The European Commission has yet to act on last year’s ruling by the European Court of Justice (ECJ) that the reduced rate of VAT on solar panels is illegal, and appears to have no plans to do so following the publication of a VAT action plan.

In a communication sent out last week, the Commission claimed VAT needs to be ‘modernised and rebooted’ as the current system requiring unanimity between all member states to make changes ‘presents a serious challenge’.

It proposes two options for reforming the current system, one of which would allow national governments greater freedom to set their own number of reduced rates, which are currently limited to two.

While this would be subject to the certain EU conditions, such as single market or competition rules, the adoption of this new rule would allow the government to maintain the 5% rate currently applied to solar products.

The document also recommends keeping the standard VAT rate but extending the list of goods and services eligible for reduced rates.
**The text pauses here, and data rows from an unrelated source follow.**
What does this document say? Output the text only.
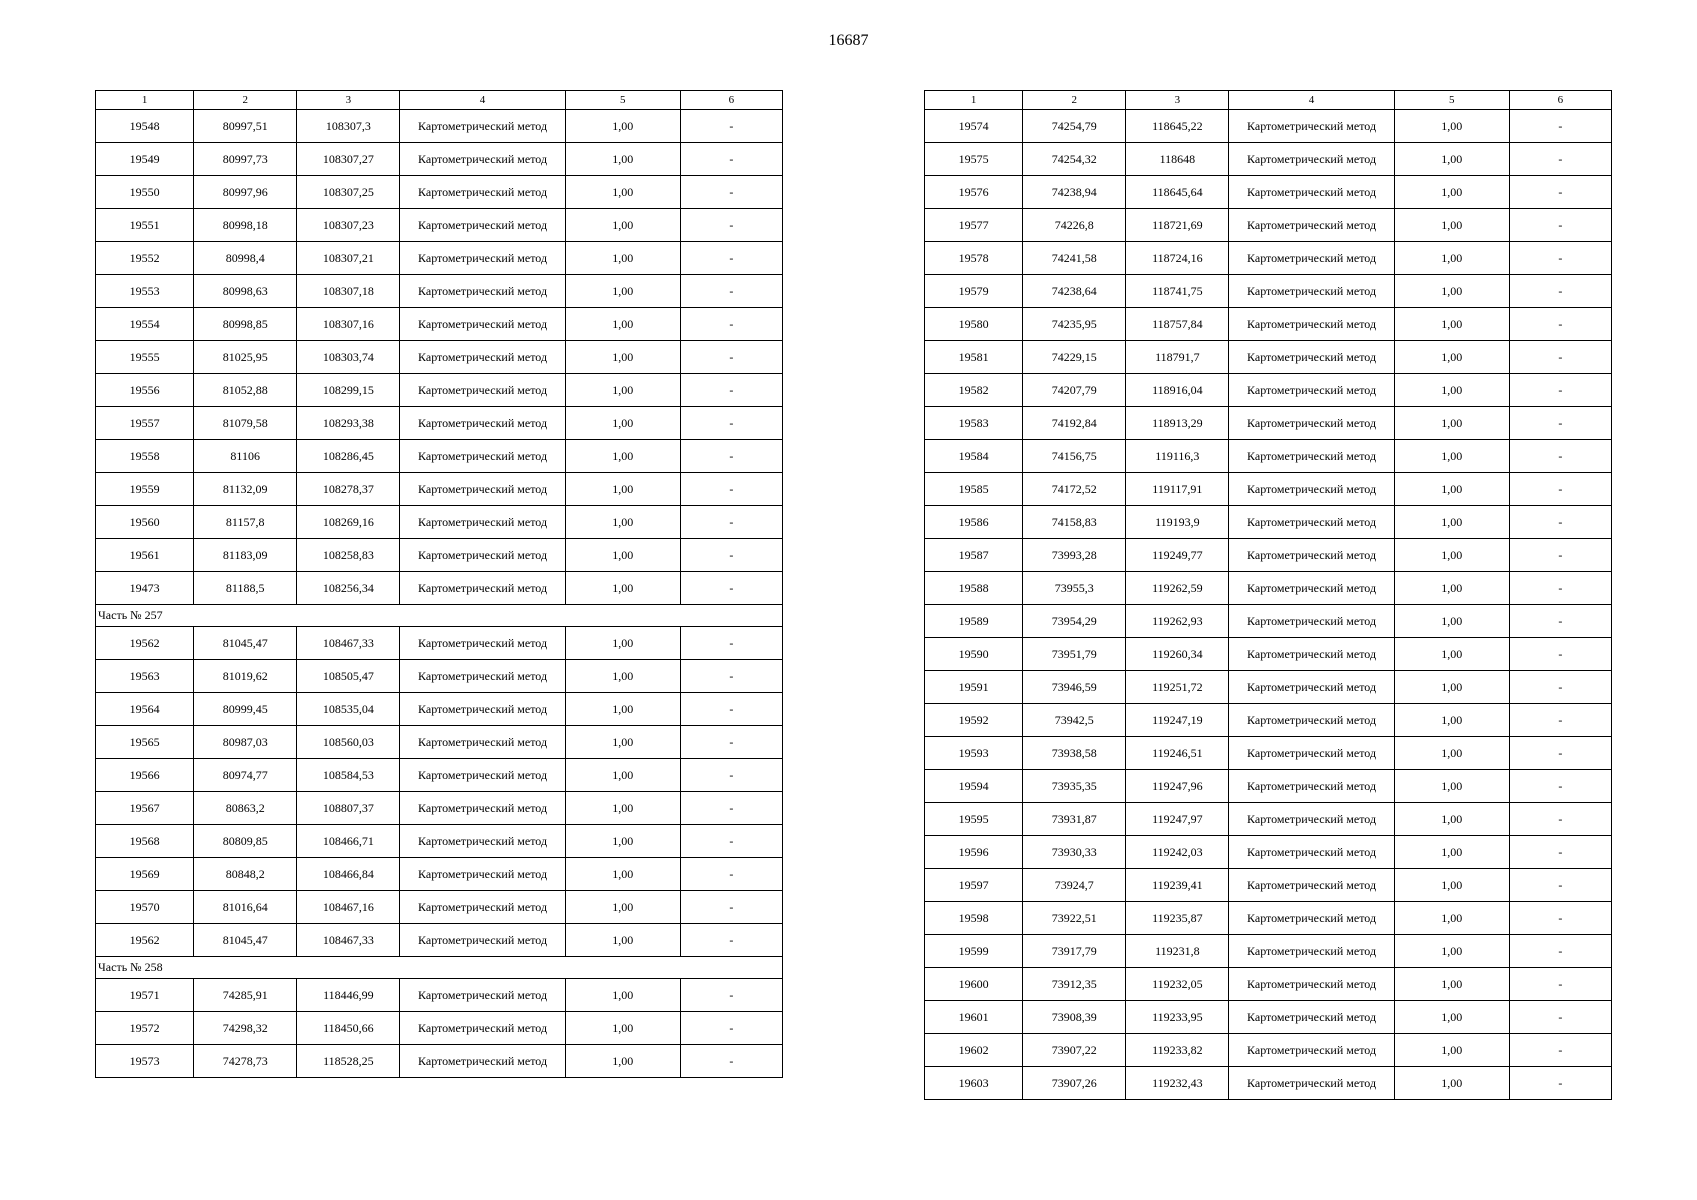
16687
1	2	3	4	5	6
19548	80997,51	108307,3	Картометрический метод	1,00	-
19549	80997,73	108307,27	Картометрический метод	1,00	-
19550	80997,96	108307,25	Картометрический метод	1,00	-
19551	80998,18	108307,23	Картометрический метод	1,00	-
19552	80998,4	108307,21	Картометрический метод	1,00	-
19553	80998,63	108307,18	Картометрический метод	1,00	-
19554	80998,85	108307,16	Картометрический метод	1,00	-
19555	81025,95	108303,74	Картометрический метод	1,00	-
19556	81052,88	108299,15	Картометрический метод	1,00	-
19557	81079,58	108293,38	Картометрический метод	1,00	-
19558	81106	108286,45	Картометрический метод	1,00	-
19559	81132,09	108278,37	Картометрический метод	1,00	-
19560	81157,8	108269,16	Картометрический метод	1,00	-
19561	81183,09	108258,83	Картометрический метод	1,00	-
19473	81188,5	108256,34	Картометрический метод	1,00	-
Часть № 257					
19562	81045,47	108467,33	Картометрический метод	1,00	-
19563	81019,62	108505,47	Картометрический метод	1,00	-
19564	80999,45	108535,04	Картометрический метод	1,00	-
19565	80987,03	108560,03	Картометрический метод	1,00	-
19566	80974,77	108584,53	Картометрический метод	1,00	-
19567	80863,2	108807,37	Картометрический метод	1,00	-
19568	80809,85	108466,71	Картометрический метод	1,00	-
19569	80848,2	108466,84	Картометрический метод	1,00	-
19570	81016,64	108467,16	Картометрический метод	1,00	-
19562	81045,47	108467,33	Картометрический метод	1,00	-
Часть № 258					
19571	74285,91	118446,99	Картометрический метод	1,00	-
19572	74298,32	118450,66	Картометрический метод	1,00	-
19573	74278,73	118528,25	Картометрический метод	1,00	-
1	2	3	4	5	6
19574	74254,79	118645,22	Картометрический метод	1,00	-
19575	74254,32	118648	Картометрический метод	1,00	-
19576	74238,94	118645,64	Картометрический метод	1,00	-
19577	74226,8	118721,69	Картометрический метод	1,00	-
19578	74241,58	118724,16	Картометрический метод	1,00	-
19579	74238,64	118741,75	Картометрический метод	1,00	-
19580	74235,95	118757,84	Картометрический метод	1,00	-
19581	74229,15	118791,7	Картометрический метод	1,00	-
19582	74207,79	118916,04	Картометрический метод	1,00	-
19583	74192,84	118913,29	Картометрический метод	1,00	-
19584	74156,75	119116,3	Картометрический метод	1,00	-
19585	74172,52	119117,91	Картометрический метод	1,00	-
19586	74158,83	119193,9	Картометрический метод	1,00	-
19587	73993,28	119249,77	Картометрический метод	1,00	-
19588	73955,3	119262,59	Картометрический метод	1,00	-
19589	73954,29	119262,93	Картометрический метод	1,00	-
19590	73951,79	119260,34	Картометрический метод	1,00	-
19591	73946,59	119251,72	Картометрический метод	1,00	-
19592	73942,5	119247,19	Картометрический метод	1,00	-
19593	73938,58	119246,51	Картометрический метод	1,00	-
19594	73935,35	119247,96	Картометрический метод	1,00	-
19595	73931,87	119247,97	Картометрический метод	1,00	-
19596	73930,33	119242,03	Картометрический метод	1,00	-
19597	73924,7	119239,41	Картометрический метод	1,00	-
19598	73922,51	119235,87	Картометрический метод	1,00	-
19599	73917,79	119231,8	Картометрический метод	1,00	-
19600	73912,35	119232,05	Картометрический метод	1,00	-
19601	73908,39	119233,95	Картометрический метод	1,00	-
19602	73907,22	119233,82	Картометрический метод	1,00	-
19603	73907,26	119232,43	Картометрический метод	1,00	-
These would be reviewed at regular intervals taking account of political priorities.

The options, which will be reviewed with member states over the next year, suggest a significant shift away from prescriptive VAT policy applied to member states such as the ruling made by the ECJ in June last year.

This claimed that the current 5% rate of VAT on energy saving products including solar panels failed to fall in line with EU policy and resulted in a consultation being launched by HM Revenue and Customs (HMRC). This proposed raising the rate to 20% on micro-generation technologies on 1 August as part of the Finance Bill.

Once the ECJ decision was made, the UK became subject to the Commission which decides if and when to act on the ruling. Balázs Lehóczki, spokesperson for the ECJ, told Solar Power Portal last month: “It is now for the European Commission rather than the Court itself to verify whether the UK fully executes the Court’s judgment.

“No communication took place regarding the issue between the Court and the UK. There could however be meetings between the UK and the Commission on the details of the Court’s judgment’s execution.”

Infringement proceedings can take years to process and as the proposals set out in the VAT action plan would see reforms made in 2017, an EU Commission spokesperson informed SPP there is little appetite to begin.

Patrick McCullough, taxation and customs spokesperson for the EU Commission, said: “We haven't been notified of any particular change in UK policy and VAT rates at the moment so it would be a long procedure even if it was started. By then there would be an agreement already on what the way forward would be.”

The contrast between the ECJ ruling and the current strategy of the Commission to provide greater freedom to national governments to set VAT rates puts into question the timeline for a government response to its own consultation.

It has already been over two months since the consultation closed and a response has yet to be made on paper. It was widely expected a final decision would be part of the Budget however both the Treasury and HMRC explained its absence by claiming responses were still being analysed.

With the Commission unwilling to enforce the ruling that caused the government proposals in the first place, there is now concern that a full response will not be forthcoming. As the proposals were not included in the Finance Bill, the August date of implementation is now irrelevant, removing any conceivable timeline for a decision.

Jenny Holland, head of the parliamentary team at the Association for the Conservation of Energy, told SPP: “My hunch is that they will kick it [a consultation response] into the long grass. They wouldn't have launched that consultation had it not been for the ECJ judgement; they wanted to carry on with their reduced rate as it currently stands. They had to react but

“Now that the backdrop is quite clearly changing at EU level, I would imagine that they will just go along merrily not responding to the consultation or their original proposals.

“My anticipation is that basically the UK government will sit on their existing consultation proposals, not implement them and wait for things to change at EU level as a result of the proposals in action plan – that's my hunch.”

The UK government has so far failed to put anything in writing regarding the decision, with only vocal assurances so far being made by financial secretary David Gauke and energy minister Amber Rudd that VAT would not rise.

The Solar Trade Association claims that until the decision is properly legislated, uncertainty will continue to dog the industry.

David Pickup, business analyst for the STA, commented: “There still hasn’t been that clarity that the industry needs in terms of what it can expect to happen and what the timelines are. There’s still a lot of confusion around and it’s very unhelpful when we have people saying there is VAT reform but no legislation or a clear statement that actually says that.”

If still implemented as part of the Finance Bill, the STA has estimated that an increase in VAT from 5% to 20% would add £900 to the cost of a typical residential solar PV installation.

A HMRC spokesperson said: “The government is reviewing the consultation, which focussed on whether the installation of all energy saving materials including solar panels, wind turbines and water turbines should continue to benefit from the current reduced rates of VAT, with a view to potential changes in the Finance Bill. 

“The government has not legislated in the Finance Bill but has retained the scope of the current reduced rate as it is. It therefore remains in place and remains unchanged.